👩‍🏫QNA BARENG OM WIWIEN

189 17 0
                                    

©MI CASA

Bagaimana cara menulis dialog novel agar terasa nyata/bisa membangkitkan imajinasi pembaca tentang interaksi dan suasana tokoh saat berdialog?

Note :: oleh Kak Wiwien

Dengan membuat dialog-dialog kita semirip mungkin dengan cara bicara normal dalam kehidupan keseharian.

Pintu gerbang berpikirnya dari situ dulu. Mulainya dari situ.

Nanti, pada penerapan tingkat lanjut, jika rutin berlatih, kemampuan kita akan meningkat sehingga dapat menelurkan dialog-dialog yang menarik dan bernas, termasuk dialog ala novel sastra. Namun yang penting mulainya dari situ dulu.

Latihan pertama bisa dengan merekam obrolan kita saat dengan teman-teman lalu mentranskripkannya. Nanti saat kita baca ulang transkripnya, kita akan menjumpai dialog yang natural. Setelah latihan beberapa kali, otak kita akan terus terkondisi untuk bisa membuat dialog yang selalu bisa semirip mungkin dengan cara kita bicara sehari-hari.

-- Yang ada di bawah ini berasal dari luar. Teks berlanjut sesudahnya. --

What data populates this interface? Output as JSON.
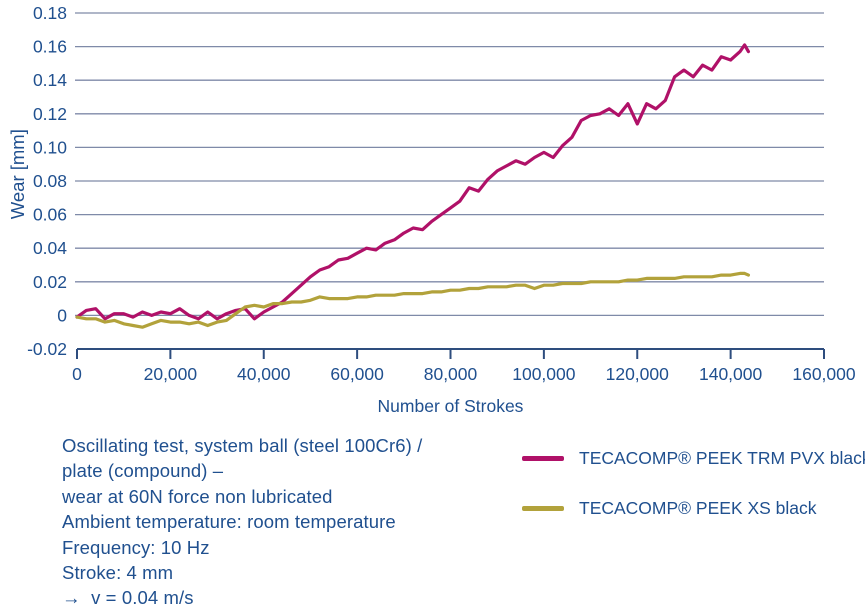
{
  "colors": {
    "text": "#20508f",
    "grid": "#7f8aa8",
    "axis": "#2e4d7e",
    "series_trm_pvx": "#b01168",
    "series_xs": "#b2a23b",
    "background": "#ffffff"
  },
  "chart_data": {
    "type": "line",
    "title": "",
    "xlabel": "Number of Strokes",
    "ylabel": "Wear [mm]",
    "xlim": [
      0,
      160000
    ],
    "ylim": [
      -0.02,
      0.18
    ],
    "grid": "horizontal",
    "legend_position": "bottom-right",
    "x_ticks": [
      {
        "value": 0,
        "label": "0"
      },
      {
        "value": 20000,
        "label": "20,000"
      },
      {
        "value": 40000,
        "label": "40,000"
      },
      {
        "value": 60000,
        "label": "60,000"
      },
      {
        "value": 80000,
        "label": "80,000"
      },
      {
        "value": 100000,
        "label": "100,000"
      },
      {
        "value": 120000,
        "label": "120,000"
      },
      {
        "value": 140000,
        "label": "140,000"
      },
      {
        "value": 160000,
        "label": "160,000"
      }
    ],
    "y_ticks": [
      {
        "value": 0.18,
        "label": "0.18"
      },
      {
        "value": 0.16,
        "label": "0.16"
      },
      {
        "value": 0.14,
        "label": "0.14"
      },
      {
        "value": 0.12,
        "label": "0.12"
      },
      {
        "value": 0.1,
        "label": "0.10"
      },
      {
        "value": 0.08,
        "label": "0.08"
      },
      {
        "value": 0.06,
        "label": "0.06"
      },
      {
        "value": 0.04,
        "label": "0.04"
      },
      {
        "value": 0.02,
        "label": "0.02"
      },
      {
        "value": 0.0,
        "label": "0"
      },
      {
        "value": -0.02,
        "label": "-0.02"
      }
    ],
    "series": [
      {
        "name": "TECACOMP® PEEK TRM PVX black",
        "color": "#b01168",
        "x": [
          0,
          2000,
          4000,
          6000,
          8000,
          10000,
          12000,
          14000,
          16000,
          18000,
          20000,
          22000,
          24000,
          26000,
          28000,
          30000,
          32000,
          34000,
          36000,
          38000,
          40000,
          42000,
          44000,
          46000,
          48000,
          50000,
          52000,
          54000,
          56000,
          58000,
          60000,
          62000,
          64000,
          66000,
          68000,
          70000,
          72000,
          74000,
          76000,
          78000,
          80000,
          82000,
          84000,
          86000,
          88000,
          90000,
          92000,
          94000,
          96000,
          98000,
          100000,
          102000,
          104000,
          106000,
          108000,
          110000,
          112000,
          114000,
          116000,
          118000,
          120000,
          122000,
          124000,
          126000,
          128000,
          130000,
          132000,
          134000,
          136000,
          138000,
          140000,
          142000,
          143000,
          143800
        ],
        "y": [
          -0.001,
          0.003,
          0.004,
          -0.002,
          0.001,
          0.001,
          -0.001,
          0.002,
          0.0,
          0.002,
          0.001,
          0.004,
          0.0,
          -0.002,
          0.002,
          -0.002,
          0.001,
          0.003,
          0.004,
          -0.002,
          0.002,
          0.005,
          0.008,
          0.013,
          0.018,
          0.023,
          0.027,
          0.029,
          0.033,
          0.034,
          0.037,
          0.04,
          0.039,
          0.043,
          0.045,
          0.049,
          0.052,
          0.051,
          0.056,
          0.06,
          0.064,
          0.068,
          0.076,
          0.074,
          0.081,
          0.086,
          0.089,
          0.092,
          0.09,
          0.094,
          0.097,
          0.094,
          0.101,
          0.106,
          0.116,
          0.119,
          0.12,
          0.123,
          0.119,
          0.126,
          0.114,
          0.126,
          0.123,
          0.128,
          0.142,
          0.146,
          0.142,
          0.149,
          0.146,
          0.154,
          0.152,
          0.157,
          0.161,
          0.157
        ]
      },
      {
        "name": "TECACOMP® PEEK XS black",
        "color": "#b2a23b",
        "x": [
          0,
          2000,
          4000,
          6000,
          8000,
          10000,
          12000,
          14000,
          16000,
          18000,
          20000,
          22000,
          24000,
          26000,
          28000,
          30000,
          32000,
          34000,
          36000,
          38000,
          40000,
          42000,
          44000,
          46000,
          48000,
          50000,
          52000,
          54000,
          56000,
          58000,
          60000,
          62000,
          64000,
          66000,
          68000,
          70000,
          72000,
          74000,
          76000,
          78000,
          80000,
          82000,
          84000,
          86000,
          88000,
          90000,
          92000,
          94000,
          96000,
          98000,
          100000,
          102000,
          104000,
          106000,
          108000,
          110000,
          112000,
          114000,
          116000,
          118000,
          120000,
          122000,
          124000,
          126000,
          128000,
          130000,
          132000,
          134000,
          136000,
          138000,
          140000,
          142000,
          143000,
          143800
        ],
        "y": [
          -0.001,
          -0.002,
          -0.002,
          -0.004,
          -0.003,
          -0.005,
          -0.006,
          -0.007,
          -0.005,
          -0.003,
          -0.004,
          -0.004,
          -0.005,
          -0.004,
          -0.006,
          -0.004,
          -0.003,
          0.001,
          0.005,
          0.006,
          0.005,
          0.007,
          0.007,
          0.008,
          0.008,
          0.009,
          0.011,
          0.01,
          0.01,
          0.01,
          0.011,
          0.011,
          0.012,
          0.012,
          0.012,
          0.013,
          0.013,
          0.013,
          0.014,
          0.014,
          0.015,
          0.015,
          0.016,
          0.016,
          0.017,
          0.017,
          0.017,
          0.018,
          0.018,
          0.016,
          0.018,
          0.018,
          0.019,
          0.019,
          0.019,
          0.02,
          0.02,
          0.02,
          0.02,
          0.021,
          0.021,
          0.022,
          0.022,
          0.022,
          0.022,
          0.023,
          0.023,
          0.023,
          0.023,
          0.024,
          0.024,
          0.025,
          0.025,
          0.024
        ]
      }
    ]
  },
  "legend": {
    "items": [
      {
        "label": "TECACOMP® PEEK TRM PVX black"
      },
      {
        "label": "TECACOMP® PEEK XS black"
      }
    ]
  },
  "caption": {
    "lines": [
      "Oscillating test, system ball (steel 100Cr6) /",
      "plate (compound) –",
      "wear at 60N force non lubricated",
      "Ambient temperature: room temperature",
      "Frequency: 10 Hz",
      "Stroke: 4 mm",
      "→  v = 0.04 m/s"
    ]
  }
}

Latihan kedua adalah dengan menyusun daftar hal-hal tertentu yang kerap kita katakan dalam kehidupan keseharian, seperti nembak gebetan, mengabarkan sebuah berita, menanyakan sesuatu, atau bercerita. Habis itu, untuk tiap keperluan, kita pikirkan apa yang akan sungguh-sungguh kita katakan di dunia nyata.

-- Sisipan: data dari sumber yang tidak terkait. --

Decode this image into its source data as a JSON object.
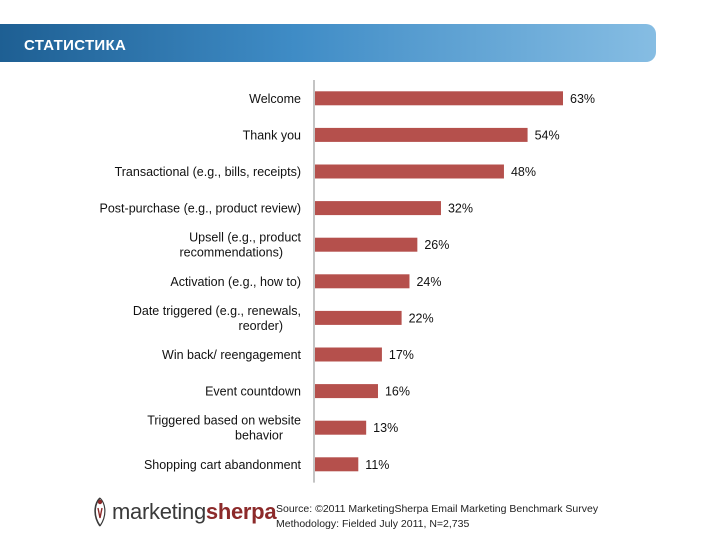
{
  "header": {
    "title": "СТАТИСТИКА"
  },
  "chart_data": {
    "type": "bar",
    "orientation": "horizontal",
    "categories": [
      [
        "Welcome"
      ],
      [
        "Thank you"
      ],
      [
        "Transactional (e.g., bills, receipts)"
      ],
      [
        "Post-purchase (e.g., product review)"
      ],
      [
        "Upsell (e.g., product",
        "recommendations)"
      ],
      [
        "Activation (e.g., how to)"
      ],
      [
        "Date triggered (e.g., renewals,",
        "reorder)"
      ],
      [
        "Win back/ reengagement"
      ],
      [
        "Event countdown"
      ],
      [
        "Triggered based on website",
        "behavior"
      ],
      [
        "Shopping cart abandonment"
      ]
    ],
    "values": [
      63,
      54,
      48,
      32,
      26,
      24,
      22,
      17,
      16,
      13,
      11
    ],
    "value_labels": [
      "63%",
      "54%",
      "48%",
      "32%",
      "26%",
      "24%",
      "22%",
      "17%",
      "16%",
      "13%",
      "11%"
    ],
    "xlim": [
      0,
      70
    ],
    "bar_color": "#b5504c"
  },
  "logo": {
    "part1": "marketing",
    "part2": "sherpa"
  },
  "source": {
    "line1": "Source: ©2011 MarketingSherpa Email Marketing Benchmark Survey",
    "line2": "Methodology: Fielded July 2011, N=2,735"
  }
}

Misal untuk nembak gebetan. Dengan "bahasa novel", hal itu biasanya akan diungkap dengan kata-kata semacam, "Aku mencintaimu, Tolkiyem. Maukah kau menjadi kekasihku?".

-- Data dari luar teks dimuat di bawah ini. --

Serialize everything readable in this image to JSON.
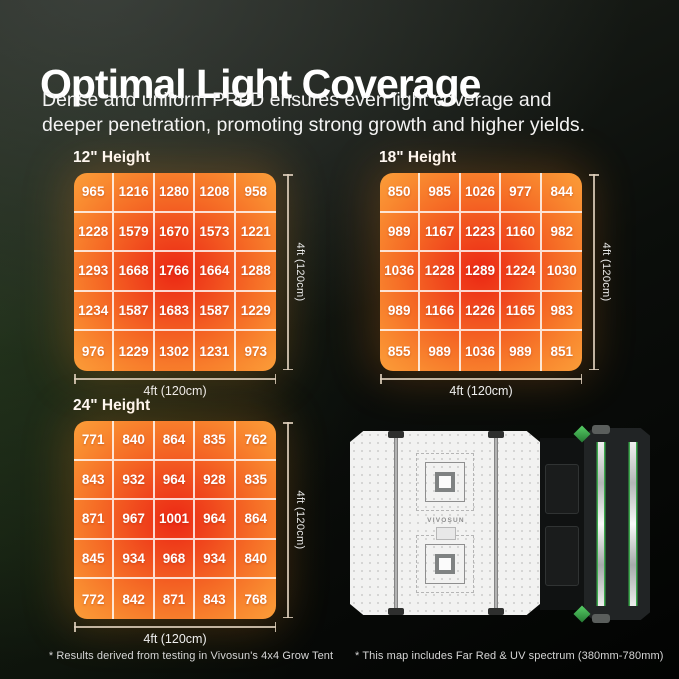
{
  "header": {
    "title": "Optimal Light Coverage",
    "subtitle_line1": "Dense and uniform PPFD ensures even light coverage and",
    "subtitle_line2": "deeper penetration, promoting strong growth and higher yields."
  },
  "chart_data": [
    {
      "type": "heatmap",
      "title": "12\" Height",
      "x_axis_label": "4ft (120cm)",
      "y_axis_label": "4ft (120cm)",
      "rows": [
        [
          965,
          1216,
          1280,
          1208,
          958
        ],
        [
          1228,
          1579,
          1670,
          1573,
          1221
        ],
        [
          1293,
          1668,
          1766,
          1664,
          1288
        ],
        [
          1234,
          1587,
          1683,
          1587,
          1229
        ],
        [
          976,
          1229,
          1302,
          1231,
          973
        ]
      ]
    },
    {
      "type": "heatmap",
      "title": "18\" Height",
      "x_axis_label": "4ft (120cm)",
      "y_axis_label": "4ft (120cm)",
      "rows": [
        [
          850,
          985,
          1026,
          977,
          844
        ],
        [
          989,
          1167,
          1223,
          1160,
          982
        ],
        [
          1036,
          1228,
          1289,
          1224,
          1030
        ],
        [
          989,
          1166,
          1226,
          1165,
          983
        ],
        [
          855,
          989,
          1036,
          989,
          851
        ]
      ]
    },
    {
      "type": "heatmap",
      "title": "24\" Height",
      "x_axis_label": "4ft (120cm)",
      "y_axis_label": "4ft (120cm)",
      "rows": [
        [
          771,
          840,
          864,
          835,
          762
        ],
        [
          843,
          932,
          964,
          928,
          835
        ],
        [
          871,
          967,
          1001,
          964,
          864
        ],
        [
          845,
          934,
          968,
          934,
          840
        ],
        [
          772,
          842,
          871,
          843,
          768
        ]
      ]
    }
  ],
  "footnotes": {
    "left": "* Results derived from testing in Vivosun's 4x4 Grow Tent",
    "right": "* This map includes Far Red & UV spectrum (380mm-780mm)"
  },
  "product": {
    "brand_label": "VIVOSUN"
  },
  "colors": {
    "heat_center": "#ec2914",
    "heat_edge": "#fcb24a",
    "accent_green": "#3da84d",
    "background_green": "#1c2a1c"
  }
}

Apakah di dunia nyata, kita beneran nembak gebetan ldengan kalimat sesempurna itu? Belum tentu.

Bisa saja ada yang demikian, namun karena grogi, yang kita omongin mungkin cuman,

"I love you loh…"
(itupun lewat WA! WAHAHAHA).

Nah, pakai saja versi yang mungkin akan kita gunakan (atau pernah dipakai) di dunia nyata. Lakukan pilihan yang sama untuk hal-hal lain yang butuh kita lakukan lewat percakapan. Utamakan versi dunia nyata ketimbang versi bahasa seni.

Mengapa ini penting?

Karena kemampuan agar pembaca bisa relate sama konten jauh lebih penting dibanding keperluan untuk membuat pembaca takjub, kagum, dan baper akan keindahan kata-kata.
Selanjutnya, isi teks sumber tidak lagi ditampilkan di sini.